Дойль опять кивнул, подмигнул и двинулся назад из переулка на улицу.
Это был шестой день нищенствования, и он все еще поражался тому, насколько хорошо у него все получается. Дойль даже пришел к мысли вставать на рассвете и проходить пешком дюжину миль в день – например, можно гулять по берегу реки западнее Лондонского моста – для аппетита, ведь для того, чтобы съедать такой обед, каким кормят в доме Копенгагенского Джека на Пай-стрит, надо иметь хороший аппетит. Капитан не имел возражений, если его нищие останавливались по случаю в пабах пропустить пинту-другую, или норовили вздремнуть на безлюдных мостиках между крышами, или забиться где-нибудь среди угольных барок на берегу у Блекфрайерского моста.
Это Джеки придумал нарисовать Дойлю черные круги под глазами, он же заставил его обмотаться белой тряпкой, как будто у него болят зубы, костюм чахоточного дополняла черная шапка и красный шарф вокруг шеи – все это для того, чтобы лицо казалось смертельно бледным, и последний штрих – немного красной краски – обвести глаза, теперь глаза кажутся воспаленными и больными.

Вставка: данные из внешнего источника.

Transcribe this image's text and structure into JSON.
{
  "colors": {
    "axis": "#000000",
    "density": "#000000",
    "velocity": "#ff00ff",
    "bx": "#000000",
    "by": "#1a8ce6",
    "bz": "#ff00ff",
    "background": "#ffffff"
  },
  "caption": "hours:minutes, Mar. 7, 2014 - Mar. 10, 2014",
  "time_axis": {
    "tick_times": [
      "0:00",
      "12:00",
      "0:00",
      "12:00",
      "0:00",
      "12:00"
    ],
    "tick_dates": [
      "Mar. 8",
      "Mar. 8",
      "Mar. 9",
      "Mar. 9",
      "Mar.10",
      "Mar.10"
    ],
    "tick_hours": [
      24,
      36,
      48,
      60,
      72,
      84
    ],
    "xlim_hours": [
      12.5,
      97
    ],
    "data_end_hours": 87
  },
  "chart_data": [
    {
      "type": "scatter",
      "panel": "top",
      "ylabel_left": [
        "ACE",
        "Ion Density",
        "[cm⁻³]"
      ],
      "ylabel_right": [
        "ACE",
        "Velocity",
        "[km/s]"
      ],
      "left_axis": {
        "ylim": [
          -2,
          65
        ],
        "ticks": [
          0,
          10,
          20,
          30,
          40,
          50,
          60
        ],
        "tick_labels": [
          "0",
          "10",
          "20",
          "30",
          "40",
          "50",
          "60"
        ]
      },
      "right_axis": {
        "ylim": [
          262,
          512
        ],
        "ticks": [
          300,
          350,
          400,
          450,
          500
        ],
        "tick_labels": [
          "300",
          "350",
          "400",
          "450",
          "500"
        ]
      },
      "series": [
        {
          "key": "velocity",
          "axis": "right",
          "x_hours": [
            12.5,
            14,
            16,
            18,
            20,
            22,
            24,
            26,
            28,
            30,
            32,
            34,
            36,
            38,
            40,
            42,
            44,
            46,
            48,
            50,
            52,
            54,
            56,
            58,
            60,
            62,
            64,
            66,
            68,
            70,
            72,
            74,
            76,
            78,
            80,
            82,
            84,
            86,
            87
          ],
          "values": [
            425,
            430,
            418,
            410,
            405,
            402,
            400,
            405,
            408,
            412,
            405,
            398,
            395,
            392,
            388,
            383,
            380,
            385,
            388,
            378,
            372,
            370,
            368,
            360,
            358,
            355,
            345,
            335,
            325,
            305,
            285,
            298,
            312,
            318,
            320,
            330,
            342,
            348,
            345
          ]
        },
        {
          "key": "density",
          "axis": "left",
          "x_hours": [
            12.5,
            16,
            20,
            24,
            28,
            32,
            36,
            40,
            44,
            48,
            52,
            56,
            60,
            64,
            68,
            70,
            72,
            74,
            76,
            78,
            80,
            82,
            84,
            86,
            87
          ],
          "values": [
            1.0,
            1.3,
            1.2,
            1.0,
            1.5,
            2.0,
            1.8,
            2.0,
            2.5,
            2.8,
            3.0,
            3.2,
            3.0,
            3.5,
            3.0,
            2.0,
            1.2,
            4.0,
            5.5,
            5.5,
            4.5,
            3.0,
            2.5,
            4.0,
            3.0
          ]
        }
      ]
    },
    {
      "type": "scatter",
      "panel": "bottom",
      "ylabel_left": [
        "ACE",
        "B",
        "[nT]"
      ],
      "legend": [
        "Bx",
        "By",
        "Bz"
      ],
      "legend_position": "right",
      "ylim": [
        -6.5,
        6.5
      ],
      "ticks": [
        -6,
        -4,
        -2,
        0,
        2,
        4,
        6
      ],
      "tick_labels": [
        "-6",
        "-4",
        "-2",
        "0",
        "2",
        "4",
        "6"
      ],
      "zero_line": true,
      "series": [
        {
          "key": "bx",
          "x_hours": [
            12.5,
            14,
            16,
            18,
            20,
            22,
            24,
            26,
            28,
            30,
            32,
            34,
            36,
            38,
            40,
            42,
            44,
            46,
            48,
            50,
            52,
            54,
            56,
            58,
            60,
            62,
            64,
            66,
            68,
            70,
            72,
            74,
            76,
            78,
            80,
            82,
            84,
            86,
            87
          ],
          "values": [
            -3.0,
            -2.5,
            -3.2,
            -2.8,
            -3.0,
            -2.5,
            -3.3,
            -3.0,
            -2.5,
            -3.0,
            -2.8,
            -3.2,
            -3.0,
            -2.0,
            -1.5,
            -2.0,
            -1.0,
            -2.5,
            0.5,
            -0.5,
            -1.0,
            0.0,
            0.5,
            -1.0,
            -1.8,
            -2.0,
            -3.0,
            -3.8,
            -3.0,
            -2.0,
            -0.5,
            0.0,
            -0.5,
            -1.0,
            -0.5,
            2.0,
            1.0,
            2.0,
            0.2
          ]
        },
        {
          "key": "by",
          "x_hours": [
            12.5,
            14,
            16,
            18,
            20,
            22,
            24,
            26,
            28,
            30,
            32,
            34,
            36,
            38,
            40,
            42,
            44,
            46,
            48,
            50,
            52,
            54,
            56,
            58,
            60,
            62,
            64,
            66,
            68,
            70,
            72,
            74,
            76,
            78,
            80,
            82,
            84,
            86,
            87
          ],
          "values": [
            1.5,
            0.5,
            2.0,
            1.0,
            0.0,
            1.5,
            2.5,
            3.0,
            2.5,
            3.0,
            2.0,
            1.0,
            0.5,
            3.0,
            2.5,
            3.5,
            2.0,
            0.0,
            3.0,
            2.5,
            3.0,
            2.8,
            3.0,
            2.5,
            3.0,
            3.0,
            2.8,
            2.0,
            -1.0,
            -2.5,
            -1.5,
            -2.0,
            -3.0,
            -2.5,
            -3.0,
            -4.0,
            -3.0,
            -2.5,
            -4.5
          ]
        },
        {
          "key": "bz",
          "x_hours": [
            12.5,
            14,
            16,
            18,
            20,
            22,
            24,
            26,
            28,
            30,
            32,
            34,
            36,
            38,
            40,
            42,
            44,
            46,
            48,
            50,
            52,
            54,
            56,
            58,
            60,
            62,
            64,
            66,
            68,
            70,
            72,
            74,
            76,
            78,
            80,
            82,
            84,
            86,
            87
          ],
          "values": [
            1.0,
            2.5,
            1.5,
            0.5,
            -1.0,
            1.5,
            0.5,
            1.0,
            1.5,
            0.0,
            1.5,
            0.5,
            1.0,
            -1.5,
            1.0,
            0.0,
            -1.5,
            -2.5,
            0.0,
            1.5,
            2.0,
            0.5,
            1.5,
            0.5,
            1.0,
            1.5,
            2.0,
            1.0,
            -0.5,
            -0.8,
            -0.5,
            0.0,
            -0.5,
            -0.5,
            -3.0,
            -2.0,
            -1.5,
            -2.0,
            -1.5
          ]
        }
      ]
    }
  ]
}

– Надо сделать так, чтобы ты выглядел полной развалиной, – сказал Джеки, когда мазал какой-то гадостью вокруг глаз, – и если Хорребин случайно тебя увидит, будем надеяться, что он при всем желании не сможет тебя узнать.

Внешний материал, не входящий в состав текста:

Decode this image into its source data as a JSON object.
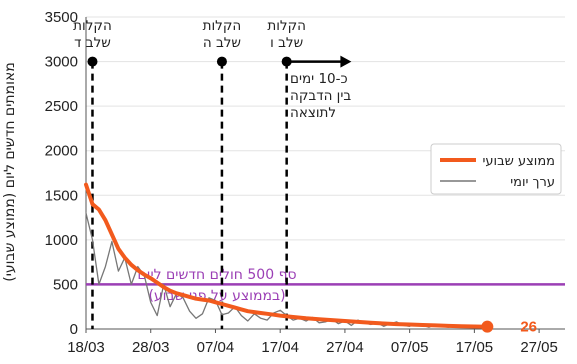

Дойль не мог разгадать, кто такой Джеки. Он не мог не заметить, что мальчик иногда выглядит женоподобным, слишком изнеженным в некоторых ситуациях и в выборе слов. Джеки слишком явно не интересовался молодыми особами, но в среду после обеда, когда расфуфыренный красавчик из числа гнилых джентльменов в шутку зажал Джеки в углу, называя его при этом своей маленькой горячей булочкой, и потянулся поцеловать его, Джеки ответил не просто твердым отказом, но выразил столь явное отвращение, как будто считал подобного сорта заигрывания неприемлемыми и просто гнусными. И Дойль не мог понять, почему юноша с таким умом, как у Джеки, выбрал нищенствование как средство зарабатывания на жизнь, даже под таким относительно приятным управлением Копенгагенского Джека.
Сам Дойль, само собой разумеется, вовсе не собирался оставаться на положении попрошайки длительное время. Через три дня, во вторник, одиннадцатого сентября, Вильям Эшблес собирается приехать в Лондон, и Дойль твердо решил встретить его, завязать знакомство и при случае попросить Эшблеса – который вроде бы считался человеком состоятельным, во всяком случае, никто из современников не заметил, что его терзают заботы о хлебе насущном, – помочь ему приискать какое-нибудь более достойное занятие. Он знал, что этот человек прибудет в Лондонский порт на фрегате «Сандован» в девять утра и в десять тридцать будет писать первый отрывок своей самой известной поэмы «Двенадцать Часов Тьмы» в передней комнате кофейни «Джамайка». Дойль намеревался припрятать некоторую сумму денег, добытых тяжким трудом попрошайки, и купить пристойный костюм, в котором не стыдно было бы показаться на люди и встретить Эшблеса в кофейне. Изучая этого человека столь тщательно, Дойль уже чувствовал, что знает его достаточно хорошо.